I sit here wondering what the last Donoghue I read was. I read Room shortly after it was published in 2010. Goodreads tells me that I never made it Frog Music, so I think it would have been Astray, a collection of short stories based on historical events published in 2012. At the time, I would have been reading for a Canadian award committee, and I believe it did make it to the shortlist that year. I wonder these things, because for some reason, I forgot that Emma Donoghue can write one hell of a story.
The Wonder is the story of Lib Wright, an English nurse trained by Florence Nightingale who is brought to Ireland to watch over 11-year-old Anna O’Donnell. Since her last birthday 4 months previous, Anna and her family swear she hasn’t eaten any food, and instead is subsisting on “manna from heaven”. A local committee wants to test the veracity of her claims by having a respected nurse either confirm or deny a miracle.
Once I had finished reading the story, I noticed that not a whole lot had actually happened. There was a resolution to the plot, and there were some anxious moments throughout, but what Donoghue does so well is get into her characters and develops her narrative through them. Anna is a fully-formed devout child who, for all her conviction, sees the world as any child would. Lib struggles at times to reconcile her training with what she’s observing and feeling first-hand. The story is really about the relationship between these two characters and how the influence and change the other.
What I enjoyed more than this relationship was the setting and the feeling of Ireland a hundred-plus years ago. Donoghue captures all of the superstition, religious fervor, and political history of a people in her small town personalities. The potato famine, the relationship to England, and the continuing power of the Church are all there, but it never felt heavy-handed to me.
The story is based on the phenomenon of “fasting girls”, a largely Victorian phase, but with roots hundreds of years previously.

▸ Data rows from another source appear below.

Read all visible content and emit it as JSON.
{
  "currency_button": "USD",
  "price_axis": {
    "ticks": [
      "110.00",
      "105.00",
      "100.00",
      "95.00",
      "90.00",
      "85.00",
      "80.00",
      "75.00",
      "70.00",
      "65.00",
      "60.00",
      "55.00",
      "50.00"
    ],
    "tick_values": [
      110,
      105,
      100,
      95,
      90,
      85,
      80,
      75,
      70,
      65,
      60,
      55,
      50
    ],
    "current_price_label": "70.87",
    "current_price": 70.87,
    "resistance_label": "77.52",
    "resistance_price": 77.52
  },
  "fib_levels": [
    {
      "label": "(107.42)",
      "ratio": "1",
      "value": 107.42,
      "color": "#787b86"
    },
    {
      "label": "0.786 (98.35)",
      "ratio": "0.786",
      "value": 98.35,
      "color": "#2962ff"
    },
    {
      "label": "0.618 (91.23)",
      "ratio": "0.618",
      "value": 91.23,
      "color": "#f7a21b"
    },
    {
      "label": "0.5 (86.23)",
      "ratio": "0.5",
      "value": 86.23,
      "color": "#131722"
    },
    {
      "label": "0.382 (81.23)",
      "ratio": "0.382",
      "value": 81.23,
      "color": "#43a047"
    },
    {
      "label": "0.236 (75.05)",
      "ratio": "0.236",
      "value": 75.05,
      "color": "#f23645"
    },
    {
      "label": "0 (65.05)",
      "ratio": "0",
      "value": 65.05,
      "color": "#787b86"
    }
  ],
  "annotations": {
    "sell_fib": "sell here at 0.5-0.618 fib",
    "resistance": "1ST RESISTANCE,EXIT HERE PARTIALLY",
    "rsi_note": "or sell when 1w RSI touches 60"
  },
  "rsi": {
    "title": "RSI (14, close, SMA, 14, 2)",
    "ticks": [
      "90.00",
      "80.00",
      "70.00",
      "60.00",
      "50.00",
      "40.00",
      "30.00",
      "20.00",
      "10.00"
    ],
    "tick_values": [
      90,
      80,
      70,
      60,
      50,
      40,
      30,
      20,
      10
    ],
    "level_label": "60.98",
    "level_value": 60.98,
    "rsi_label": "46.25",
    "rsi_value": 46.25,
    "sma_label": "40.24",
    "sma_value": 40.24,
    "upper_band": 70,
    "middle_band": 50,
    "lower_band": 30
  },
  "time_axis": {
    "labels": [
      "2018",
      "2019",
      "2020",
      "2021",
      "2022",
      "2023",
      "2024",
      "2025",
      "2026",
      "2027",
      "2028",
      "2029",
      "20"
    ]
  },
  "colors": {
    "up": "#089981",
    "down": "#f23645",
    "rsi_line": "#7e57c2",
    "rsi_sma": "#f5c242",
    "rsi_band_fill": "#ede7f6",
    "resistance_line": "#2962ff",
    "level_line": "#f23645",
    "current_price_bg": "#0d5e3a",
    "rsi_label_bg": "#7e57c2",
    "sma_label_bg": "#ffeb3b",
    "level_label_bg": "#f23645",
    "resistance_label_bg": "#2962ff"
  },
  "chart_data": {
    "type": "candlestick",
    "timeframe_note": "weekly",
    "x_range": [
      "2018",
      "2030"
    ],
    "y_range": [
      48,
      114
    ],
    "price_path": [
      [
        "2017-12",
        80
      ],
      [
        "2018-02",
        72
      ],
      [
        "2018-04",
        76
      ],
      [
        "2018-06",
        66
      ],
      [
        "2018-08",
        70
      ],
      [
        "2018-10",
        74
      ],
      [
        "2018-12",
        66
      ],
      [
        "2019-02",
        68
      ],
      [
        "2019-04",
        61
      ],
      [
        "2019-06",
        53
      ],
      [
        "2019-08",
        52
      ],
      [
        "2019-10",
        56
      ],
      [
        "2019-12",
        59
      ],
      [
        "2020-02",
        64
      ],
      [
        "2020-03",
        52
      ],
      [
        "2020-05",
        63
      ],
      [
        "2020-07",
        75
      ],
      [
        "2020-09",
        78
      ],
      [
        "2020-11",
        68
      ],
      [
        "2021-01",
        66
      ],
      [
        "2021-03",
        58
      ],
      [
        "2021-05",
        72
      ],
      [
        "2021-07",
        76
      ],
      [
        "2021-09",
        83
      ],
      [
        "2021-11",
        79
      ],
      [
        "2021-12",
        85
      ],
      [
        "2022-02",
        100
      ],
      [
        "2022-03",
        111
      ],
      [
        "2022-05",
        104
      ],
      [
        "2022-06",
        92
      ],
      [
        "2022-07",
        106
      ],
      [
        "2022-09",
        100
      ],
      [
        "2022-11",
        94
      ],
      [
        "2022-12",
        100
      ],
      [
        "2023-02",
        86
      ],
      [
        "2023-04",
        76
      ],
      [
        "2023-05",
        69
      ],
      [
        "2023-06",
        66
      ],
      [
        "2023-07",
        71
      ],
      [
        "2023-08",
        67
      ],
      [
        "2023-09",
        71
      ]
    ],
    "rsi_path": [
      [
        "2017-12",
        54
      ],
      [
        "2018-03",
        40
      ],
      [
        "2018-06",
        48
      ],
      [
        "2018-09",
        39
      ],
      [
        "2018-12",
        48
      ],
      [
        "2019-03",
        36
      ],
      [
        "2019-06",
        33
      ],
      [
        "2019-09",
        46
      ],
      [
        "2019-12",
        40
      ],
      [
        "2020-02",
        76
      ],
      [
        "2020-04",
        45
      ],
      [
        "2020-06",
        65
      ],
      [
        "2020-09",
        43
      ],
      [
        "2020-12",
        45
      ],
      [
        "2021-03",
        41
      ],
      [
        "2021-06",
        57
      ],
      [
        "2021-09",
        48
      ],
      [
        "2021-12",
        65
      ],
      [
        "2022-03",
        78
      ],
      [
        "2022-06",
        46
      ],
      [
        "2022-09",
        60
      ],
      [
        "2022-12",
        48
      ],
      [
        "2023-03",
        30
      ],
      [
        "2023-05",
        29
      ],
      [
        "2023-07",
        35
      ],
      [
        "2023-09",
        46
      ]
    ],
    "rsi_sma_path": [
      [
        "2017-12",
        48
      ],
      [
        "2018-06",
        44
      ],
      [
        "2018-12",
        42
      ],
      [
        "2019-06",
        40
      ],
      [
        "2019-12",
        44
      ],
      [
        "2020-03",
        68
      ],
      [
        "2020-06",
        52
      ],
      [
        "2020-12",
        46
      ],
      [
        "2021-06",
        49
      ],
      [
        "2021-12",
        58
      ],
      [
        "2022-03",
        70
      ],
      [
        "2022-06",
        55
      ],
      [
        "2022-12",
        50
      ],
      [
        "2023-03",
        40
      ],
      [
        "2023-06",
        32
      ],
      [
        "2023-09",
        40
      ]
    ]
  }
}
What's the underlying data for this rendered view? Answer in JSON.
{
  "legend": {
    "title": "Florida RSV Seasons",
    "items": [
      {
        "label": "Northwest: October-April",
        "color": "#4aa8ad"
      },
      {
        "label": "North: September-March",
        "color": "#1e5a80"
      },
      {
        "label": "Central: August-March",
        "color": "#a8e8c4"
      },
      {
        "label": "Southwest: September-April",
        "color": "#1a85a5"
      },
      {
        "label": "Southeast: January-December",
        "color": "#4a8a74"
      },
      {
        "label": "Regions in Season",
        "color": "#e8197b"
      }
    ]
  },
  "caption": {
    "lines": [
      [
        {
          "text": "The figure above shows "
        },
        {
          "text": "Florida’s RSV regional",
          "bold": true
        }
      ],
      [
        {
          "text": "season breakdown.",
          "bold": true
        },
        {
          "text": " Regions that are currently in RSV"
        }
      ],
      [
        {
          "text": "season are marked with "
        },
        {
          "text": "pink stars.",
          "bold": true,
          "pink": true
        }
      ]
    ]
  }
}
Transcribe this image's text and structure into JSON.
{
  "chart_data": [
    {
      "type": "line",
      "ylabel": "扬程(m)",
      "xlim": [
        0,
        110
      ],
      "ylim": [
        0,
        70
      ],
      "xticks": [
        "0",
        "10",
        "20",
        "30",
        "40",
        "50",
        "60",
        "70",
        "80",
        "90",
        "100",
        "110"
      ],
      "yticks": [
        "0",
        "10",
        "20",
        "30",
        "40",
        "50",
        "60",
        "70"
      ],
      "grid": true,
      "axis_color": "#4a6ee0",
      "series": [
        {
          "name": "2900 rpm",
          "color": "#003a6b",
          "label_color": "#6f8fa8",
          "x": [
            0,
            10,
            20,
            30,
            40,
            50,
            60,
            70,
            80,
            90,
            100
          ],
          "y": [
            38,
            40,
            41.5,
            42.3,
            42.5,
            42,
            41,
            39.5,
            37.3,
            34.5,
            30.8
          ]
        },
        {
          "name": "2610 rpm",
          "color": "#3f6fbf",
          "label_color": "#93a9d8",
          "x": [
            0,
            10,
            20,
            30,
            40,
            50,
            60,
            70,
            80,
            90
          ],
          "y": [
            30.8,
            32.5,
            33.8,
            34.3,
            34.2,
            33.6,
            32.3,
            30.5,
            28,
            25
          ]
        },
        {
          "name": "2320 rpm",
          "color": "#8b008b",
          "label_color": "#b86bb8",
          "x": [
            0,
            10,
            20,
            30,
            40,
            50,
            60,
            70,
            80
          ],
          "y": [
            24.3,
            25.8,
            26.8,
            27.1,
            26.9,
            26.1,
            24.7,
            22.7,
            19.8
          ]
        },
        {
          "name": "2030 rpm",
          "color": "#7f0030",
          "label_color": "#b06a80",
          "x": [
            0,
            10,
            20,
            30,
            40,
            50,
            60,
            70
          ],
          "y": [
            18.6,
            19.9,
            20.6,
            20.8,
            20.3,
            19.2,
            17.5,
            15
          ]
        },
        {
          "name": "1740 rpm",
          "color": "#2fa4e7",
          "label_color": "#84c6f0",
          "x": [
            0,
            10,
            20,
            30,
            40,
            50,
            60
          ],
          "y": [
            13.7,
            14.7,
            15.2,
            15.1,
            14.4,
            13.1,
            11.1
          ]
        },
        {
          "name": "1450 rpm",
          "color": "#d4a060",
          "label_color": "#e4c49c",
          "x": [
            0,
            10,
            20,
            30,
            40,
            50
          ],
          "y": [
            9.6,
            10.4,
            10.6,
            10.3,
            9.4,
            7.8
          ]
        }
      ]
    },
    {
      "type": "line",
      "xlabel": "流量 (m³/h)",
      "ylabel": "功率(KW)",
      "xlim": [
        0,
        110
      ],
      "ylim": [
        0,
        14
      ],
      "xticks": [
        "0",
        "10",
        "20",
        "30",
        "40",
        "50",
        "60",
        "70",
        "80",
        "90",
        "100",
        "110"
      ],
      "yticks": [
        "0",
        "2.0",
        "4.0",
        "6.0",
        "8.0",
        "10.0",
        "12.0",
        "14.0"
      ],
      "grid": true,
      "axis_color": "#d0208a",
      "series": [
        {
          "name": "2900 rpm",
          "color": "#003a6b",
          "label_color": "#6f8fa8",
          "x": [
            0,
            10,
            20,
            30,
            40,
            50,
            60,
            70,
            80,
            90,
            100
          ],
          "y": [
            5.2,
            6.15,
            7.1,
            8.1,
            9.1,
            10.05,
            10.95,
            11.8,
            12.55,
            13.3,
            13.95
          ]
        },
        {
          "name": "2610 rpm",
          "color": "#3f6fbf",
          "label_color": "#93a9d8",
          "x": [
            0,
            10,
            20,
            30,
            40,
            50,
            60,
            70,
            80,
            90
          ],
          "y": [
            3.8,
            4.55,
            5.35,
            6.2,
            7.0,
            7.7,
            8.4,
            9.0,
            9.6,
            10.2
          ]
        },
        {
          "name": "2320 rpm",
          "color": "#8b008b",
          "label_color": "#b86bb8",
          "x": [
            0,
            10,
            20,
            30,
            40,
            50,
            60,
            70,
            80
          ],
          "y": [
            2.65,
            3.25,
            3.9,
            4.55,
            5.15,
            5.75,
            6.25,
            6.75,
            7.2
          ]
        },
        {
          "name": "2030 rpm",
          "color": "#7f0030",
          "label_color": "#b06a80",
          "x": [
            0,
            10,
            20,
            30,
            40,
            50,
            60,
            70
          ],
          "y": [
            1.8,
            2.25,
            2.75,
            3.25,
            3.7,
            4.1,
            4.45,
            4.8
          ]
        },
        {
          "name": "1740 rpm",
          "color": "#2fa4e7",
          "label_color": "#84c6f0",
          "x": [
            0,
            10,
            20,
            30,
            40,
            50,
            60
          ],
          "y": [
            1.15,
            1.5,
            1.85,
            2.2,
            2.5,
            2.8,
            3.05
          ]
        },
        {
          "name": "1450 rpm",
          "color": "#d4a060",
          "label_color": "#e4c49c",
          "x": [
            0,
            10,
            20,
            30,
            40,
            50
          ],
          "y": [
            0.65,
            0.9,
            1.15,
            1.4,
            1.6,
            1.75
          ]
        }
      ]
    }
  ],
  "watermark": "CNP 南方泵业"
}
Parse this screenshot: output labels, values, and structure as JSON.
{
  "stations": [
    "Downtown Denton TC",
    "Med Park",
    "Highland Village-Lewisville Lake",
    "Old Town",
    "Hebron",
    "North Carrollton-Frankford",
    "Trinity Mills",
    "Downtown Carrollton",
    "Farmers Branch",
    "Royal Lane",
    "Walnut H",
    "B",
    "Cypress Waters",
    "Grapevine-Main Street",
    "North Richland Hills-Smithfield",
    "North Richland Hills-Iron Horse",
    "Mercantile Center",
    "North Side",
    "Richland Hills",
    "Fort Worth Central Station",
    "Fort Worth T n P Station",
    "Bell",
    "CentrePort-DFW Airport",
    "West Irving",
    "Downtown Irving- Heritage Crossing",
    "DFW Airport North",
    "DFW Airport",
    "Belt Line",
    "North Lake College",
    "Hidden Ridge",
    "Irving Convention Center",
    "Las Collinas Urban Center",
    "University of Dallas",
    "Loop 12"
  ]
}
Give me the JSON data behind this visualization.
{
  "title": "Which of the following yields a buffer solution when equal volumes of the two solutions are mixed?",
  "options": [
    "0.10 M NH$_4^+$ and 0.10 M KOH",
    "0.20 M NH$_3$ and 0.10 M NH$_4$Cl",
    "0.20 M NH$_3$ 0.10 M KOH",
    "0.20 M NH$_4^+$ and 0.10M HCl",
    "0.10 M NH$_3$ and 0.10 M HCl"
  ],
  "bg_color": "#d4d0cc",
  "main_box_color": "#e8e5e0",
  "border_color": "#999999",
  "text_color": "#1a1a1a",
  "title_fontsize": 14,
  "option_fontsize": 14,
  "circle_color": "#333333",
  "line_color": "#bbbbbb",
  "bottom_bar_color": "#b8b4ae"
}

Young girls would claim to go months or years without eating anything, and they quickly became local celebrities. I didn’t know much about the topic prior to reading this novel, but have since poked around and read about some of the most famous cases from the period. This BBC article about Sarah Jacobs was great, though hold off if you want to read the novel spoiler-free.
Overall I liked this book. The writing was phenomenal, and Donoghue really manages to capture a time and place through her characters in a way that doesn’t bog down the pacing or plot of the story. I’m glad that it wasn’t any longer, as there were already a few parts that dragged a little bit for me, but that’s a minor grievance. This would make a great book club selection, or a cozy weekend read as we move through fall and into winter.